With a heave, Noman twisted and tossed the body back down the hallway. Kasumi saw it land on top of the other body that Noman had left lying there. When he turned back and looked down at Kasumi, he wore
that wicked grin. His eyes seemed to be glittering.
“So, here we are, Kasumi.” His voice was friendly, calm, nothing hinting at what he’d just done, at the bodies lying in the hallway a few feet from him, at the blood splattered across his body and face.
She wanted to spit at him, curse him and scream at him. But her mouth wasn’t working. Thankfully, her legs and arms were. Still on her butt, she scrambled back away from this monster, this abomination that had been haunting her for months.

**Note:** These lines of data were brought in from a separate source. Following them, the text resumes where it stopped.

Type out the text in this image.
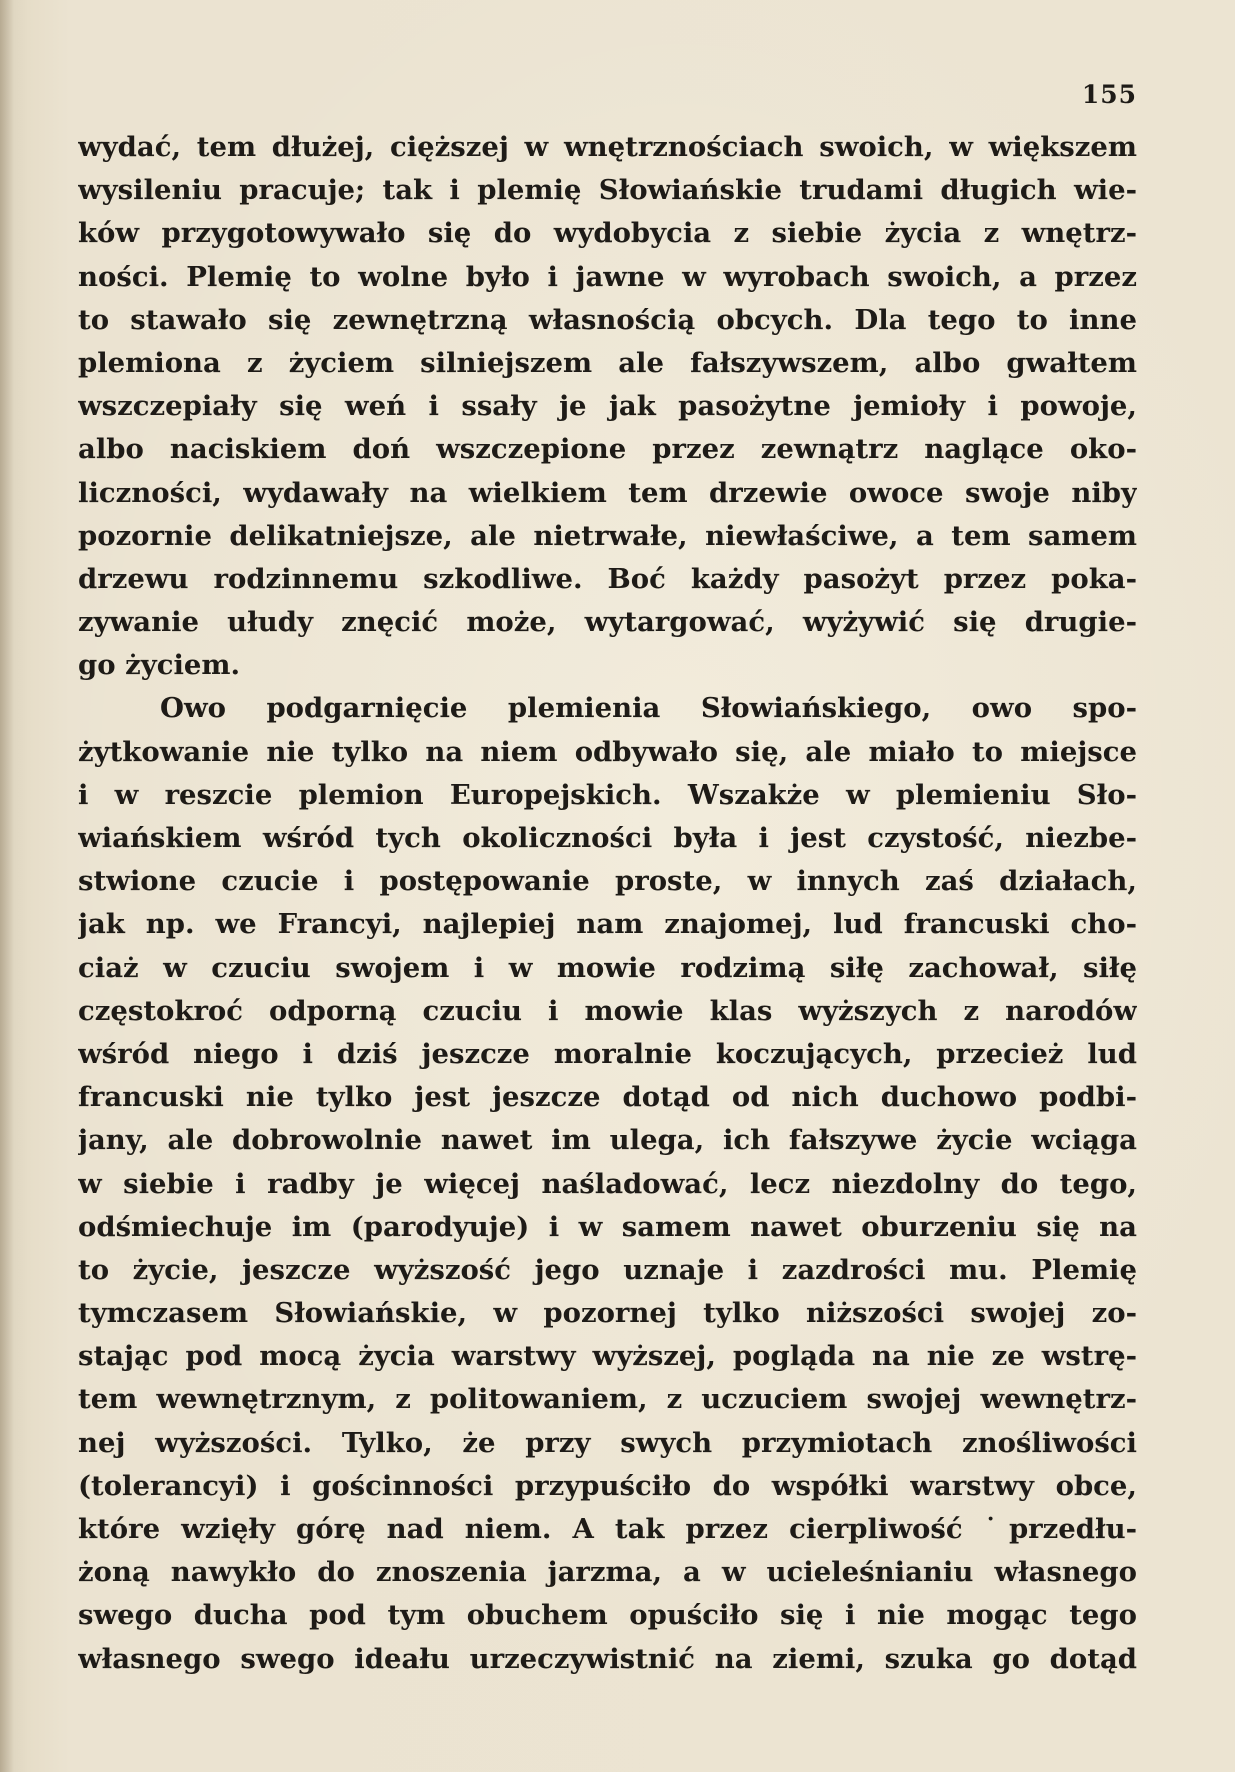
155
wydać, tem dłużej, cięższej w wnętrznościach swoich, w większem
wysileniu pracuje; tak i plemię Słowiańskie trudami długich wie-
ków przygotowywało się do wydobycia z siebie życia z wnętrz-
ności. Plemię to wolne było i jawne w wyrobach swoich, a przez
to stawało się zewnętrzną własnością obcych. Dla tego to inne
plemiona z życiem silniejszem ale fałszywszem, albo gwałtem
wszczepiały się weń i ssały je jak pasożytne jemioły i powoje,
albo naciskiem doń wszczepione przez zewnątrz naglące oko-
liczności, wydawały na wielkiem tem drzewie owoce swoje niby
pozornie delikatniejsze, ale nietrwałe, niewłaściwe, a tem samem
drzewu rodzinnemu szkodliwe. Boć każdy pasożyt przez poka-
zywanie ułudy znęcić może, wytargować, wyżywić się drugie-
go życiem.
Owo podgarnięcie plemienia Słowiańskiego, owo spo-
żytkowanie nie tylko na niem odbywało się, ale miało to miejsce
i w reszcie plemion Europejskich. Wszakże w plemieniu Sło-
wiańskiem wśród tych okoliczności była i jest czystość, niezbe-
stwione czucie i postępowanie proste, w innych zaś działach,
jak np. we Francyi, najlepiej nam znajomej, lud francuski cho-
ciaż w czuciu swojem i w mowie rodzimą siłę zachował, siłę
częstokroć odporną czuciu i mowie klas wyższych z narodów
wśród niego i dziś jeszcze moralnie koczujących, przecież lud
francuski nie tylko jest jeszcze dotąd od nich duchowo podbi-
jany, ale dobrowolnie nawet im ulega, ich fałszywe życie wciąga
w siebie i radby je więcej naśladować, lecz niezdolny do tego,
odśmiechuje im (parodyuje) i w samem nawet oburzeniu się na
to życie, jeszcze wyższość jego uznaje i zazdrości mu. Plemię
tymczasem Słowiańskie, w pozornej tylko niższości swojej zo-
stając pod mocą życia warstwy wyższej, pogląda na nie ze wstrę-
tem wewnętrznym, z politowaniem, z uczuciem swojej wewnętrz-
nej wyższości. Tylko, że przy swych przymiotach znośliwości
(tolerancyi) i gościnności przypuściło do współki warstwy obce,
które wzięły górę nad niem. A tak przez cierpliwość ˙przedłu-
żoną nawykło do znoszenia jarzma, a w ucieleśnianiu własnego
swego ducha pod tym obuchem opuściło się i nie mogąc tego
własnego swego ideału urzeczywistnić na ziemi, szuka go dotąd
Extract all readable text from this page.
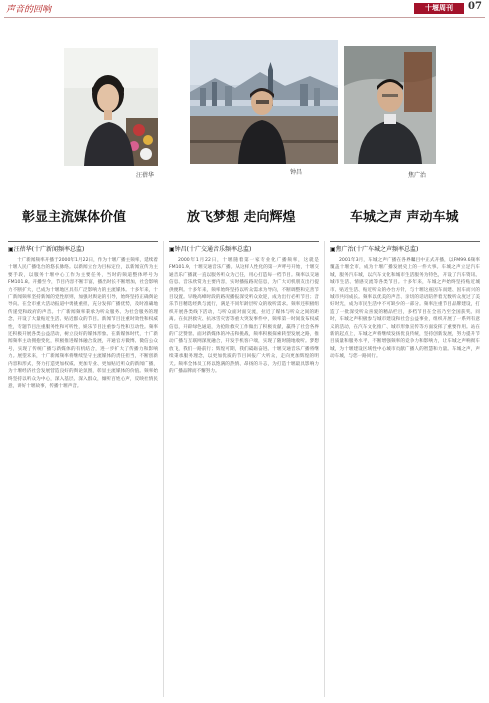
声音的回响	十堰周刊	07
汪蓓华	钟昌	焦广治
彰显主流媒体价值	放飞梦想 走向辉煌	车城之声 声动车城
▣汪蓓华(十广新闻频率总监)

十广新闻频率开播于2000年1月22日，作为十堰广播主频率，延续着十堰人民广播电台的悠长脉络。以新闻立台为目标定位，以新闻宣传为主要手段，以服务十堰中心工作为主要任务，当时的频道整体呼号为FM101.8。开播至今，节目内容不断丰富，播出时长不断增加，社会影响力不断扩大，已成为十堰地区具有广泛影响力的主流媒体。十多年来，十广新闻频率坚持新闻的党性原则，加强对舆论的引导，始终坚持正确舆论导向。在全市重大活动报道中勇挑重担，充分发挥广播优势，及时准确地传递党和政府的声音。十广新闻频率秉承为听众服务、为社会服务的理念，开设了大量贴近生活、贴近群众的节目。新闻节目注重时效性和权威性，专题节目注重服务性和可听性，娱乐节目注重参与性和互动性。频率还积极开展各类公益活动，树立良好的媒体形象。在新媒体时代，十广新闻频率主动拥抱变化，积极推进媒体融合发展，开通官方微博、微信公众号，实现了传统广播与新媒体的有机结合，进一步扩大了传播力和影响力。展望未来，十广新闻频率将继续坚守主流媒体的责任担当，不断创新内容和形式，努力打造更加权威、更加专业、更加贴近听众的新闻广播，为十堰经济社会发展营造良好的舆论氛围，彰显主流媒体的价值。频率始终坚持以听众为中心，深入基层、深入群众，倾听百姓心声，反映社情民意，讲好十堰故事，传播十堰声音。

▣钟昌(十广交通音乐频率总监)

2000年1月22日，十堰随着第一家专业化广播频率，这就是FM101.9，十堰交通音乐广播。从这样人性化的第一声呼号开始，十堰交通音乐广播就一直以服务听众为己任，用心打造每一档节目。频率以交通信息、音乐欣赏为主要内容，实时播报路况信息，为广大司机朋友出行提供便利。十多年来，频率始终坚持以听众需求为导向，不断调整和完善节目设置。早晚高峰时段的路况播报深受听众欢迎，成为出行必听节目；音乐节目精选经典与流行，满足不同年龄层听众的收听需求。频率还积极组织开展各类线下活动，与听众面对面交流，拉近了媒体与听众之间的距离。在抗洪救灾、抗冰雪灾害等重大突发事件中，频率第一时间发布权威信息，开辟绿色通道，为抢险救灾工作做出了积极贡献，赢得了社会各界的广泛赞誉。面对新媒体的冲击和挑战，频率积极探索转型发展之路，推动广播与互联网深度融合，开发手机客户端，实现了随时随地收听。梦想放飞，我们一路前行；辉煌可期，我们砥砺奋进。十堰交通音乐广播将继续秉承服务理念，以更加优质的节目回报广大听众，走向更加辉煌的明天。频率全体员工将以饱满的热情、昂扬的斗志，为打造十堰最具影响力的广播品牌而不懈努力。

▣焦广治(十广车城之声频率总监)

2001年3月，车城之声广播在各界瞩目中正式开播，以FM99.6频率覆盖十堰全市，成为十堰广播发展史上的一件大事。车城之声立足汽车城，服务汽车城，以汽车文化和城市生活服务为特色，开设了汽车资讯、城市生活、情感交流等各类节目。十多年来，车城之声始终坚持贴近城市、贴近生活、贴近听众的办台方针，与十堰这座因车而建、因车而兴的城市共同成长。频率以优美的声音、亲切的话语陪伴着无数听众度过了美好时光，成为市民生活中不可缺少的一部分。频率注重节目品牌建设，打造了一批深受听众喜爱的精品栏目，多档节目在全省乃至全国获奖。同时，车城之声积极参与城市建设和社会公益事业，组织开展了一系列有意义的活动，在汽车文化推广、城市形象宣传等方面发挥了重要作用。站在新的起点上，车城之声将继续发扬优良传统，坚持创新发展，努力提升节目质量和服务水平，不断增强频率的竞争力和影响力，让车城之声响彻车城，为十堰建设区域性中心城市贡献广播人的智慧和力量。车城之声，声动车城，与您一路同行。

He tsked her, reaching down and grabbing hold of her ankle and dragging her back towards him. She fought back, struggled and kicked and punched and slapped, but within moments he had her up and twisted around, her back and shoulders to his chest. One hand cupped her chin, putting pressure against her neck in a promise of what was to come. Then the bloodied knife in his other hand came up, solidifying that promise.
“You have been quite the rascally rabbit,” he said.
“Well you can go Elmer Fudd yourself,” she replied.
Noman laughed.
And it scared her to death because it sounded sincere.
XXXVI
A sudden patter of small feet came from the rear of the house as Dent took his first step that way. And when the girl covered in blood rushed past the stairs his way, he actually felt a sense of relief wash over him, evident in how his body momentarily disregarded every single bruise, ache, and injury he’d been feeling.
Until a rapid heartbeat later, when the girl crashed into him, all tears and incoherent babbling, and Dent found this girl clinging to him to be the wrong one. That brief respite from his injuries came crashing back, going so far as to tighten his chest and seemingly constrict his very heart. He roughly pushed Theresa aside and, without a word, rushed the way she had come.
Glock in right hand, Beretta in left, and Theresa at his side, Dent rushed to the rear of the house. Just before the stairs on his left, he came to abrupt halt. Theresa bumped into his side, but not hard enough to jostle his right hand, which at the moment, held the Glock reflexively sighted between Noman’s eyes.